A second example of the complex and nuanced is Edward Snowden. The title of my June 8, 2013 post posed a rhetorical question, "Traitor of Hero". Seeing it so clearly then, I responded without hesitation, "Hero: no contest". What followed that writing was a saga that gave me some pause, specifically whether my "hero, no question" had been perhaps premature. Snowden had violated his employment agreement and the trust of those who gave him access to classified materials. His post-revelation travel odyssey ultimately took him to Russian, hardly the bastion of free speech or a country that doesn't engage actively in invasive spying on their own citizens and other countries. To say the least, there seems something contradictory, even hypocritical, in his choices. I don't find Snowden very likable. But that isn't the point or even relevant. While I prefer the "Whistle-Blower" characterization in the recent NY Times editorial over "hero", I haven't changed my mind. The case is complex but I agree totally with their conclusion. He should be allowed "a plea bargain or some form of clemency that would allow him to return home". Whistleblowers all have nuanced stories, sometimes ego-serving ones, but our democracy depends on them.

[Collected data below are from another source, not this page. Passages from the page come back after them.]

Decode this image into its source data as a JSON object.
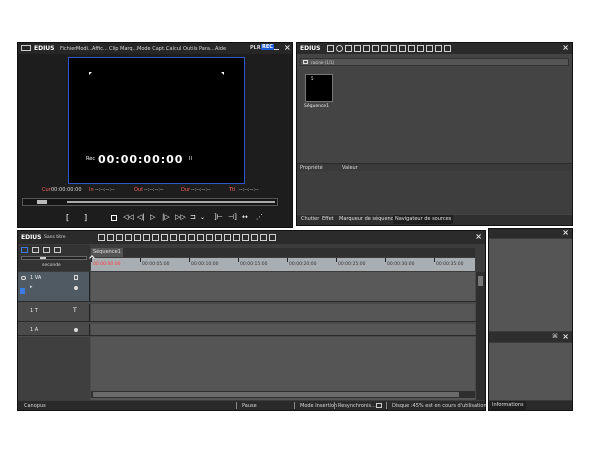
{
  "player": {
    "brand": "EDIUS",
    "menu": [
      "Fichier",
      "Modi...",
      "Affic...",
      "Clip",
      "Marq...",
      "Mode Capt...",
      "Calcul",
      "Outils",
      "Para...",
      "Aide"
    ],
    "mode_plr": "PLR",
    "mode_rec": "REC",
    "rec_label": "Rec",
    "rec_timecode": "00:00:00:00",
    "pause_symbol": "II",
    "cur_label": "Cur",
    "cur_value": "00:00:00:00",
    "in_label": "In",
    "in_value": "--:--:--:--",
    "out_label": "Out",
    "out_value": "--:--:--:--",
    "dur_label": "Dur",
    "dur_value": "--:--:--:--",
    "ttl_label": "Ttl",
    "ttl_value": "--:--:--:--"
  },
  "bin": {
    "brand": "EDIUS",
    "folder_label": "racine (1/1)",
    "clip_label": "Séquence1",
    "clip_index": "5",
    "prop_col": "Propriété",
    "value_col": "Valeur",
    "tabs": [
      "Chutier",
      "Effet",
      "Marqueur de séquence",
      "Navigateur de sources"
    ]
  },
  "timeline": {
    "brand": "EDIUS",
    "title": "Sans titre",
    "scroll_label": "seconde",
    "sequence_tab": "Séquence1",
    "ruler": [
      "00:00:00:00",
      "00:00:05:00",
      "00:00:10:00",
      "00:00:15:00",
      "00:00:20:00",
      "00:00:25:00",
      "00:00:30:00",
      "00:00:35:00"
    ],
    "tracks": [
      {
        "name": "1 VA",
        "kind": "va"
      },
      {
        "name": "1 T",
        "kind": "t"
      },
      {
        "name": "1 A",
        "kind": "a"
      }
    ]
  },
  "status": {
    "app": "Canopus",
    "state": "Pause",
    "insert_mode": "Mode Insertion",
    "sync": "Resynchronis...",
    "disk": "Disque :45% est en cours d'utilisation (C:)"
  },
  "info_panel": {
    "tab": "Informations"
  },
  "colors": {
    "accent_blue": "#1f5ad6",
    "panel": "#3a3a3a",
    "dark": "#2b2b2b",
    "ruler": "#a9aeb3",
    "red_timecode": "#ff3c3c"
  }
}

Equally so, putting my views out there in cyberspace is an expression of democracy. But, in my view, with it comes an obligation: to engage as much in the discomfort of thought as in opinion. We may come down on one side or the other — the Teas have a rightest philosophy and agenda, Snowden is a whistle blower — but we should not lock ourselves into the cliché’s of our forebears or for that matter of our own ideological clan. Can I meet that test in 2014 and beyond? I hope so and will surely try. I am depending on you not to let me stray from that path.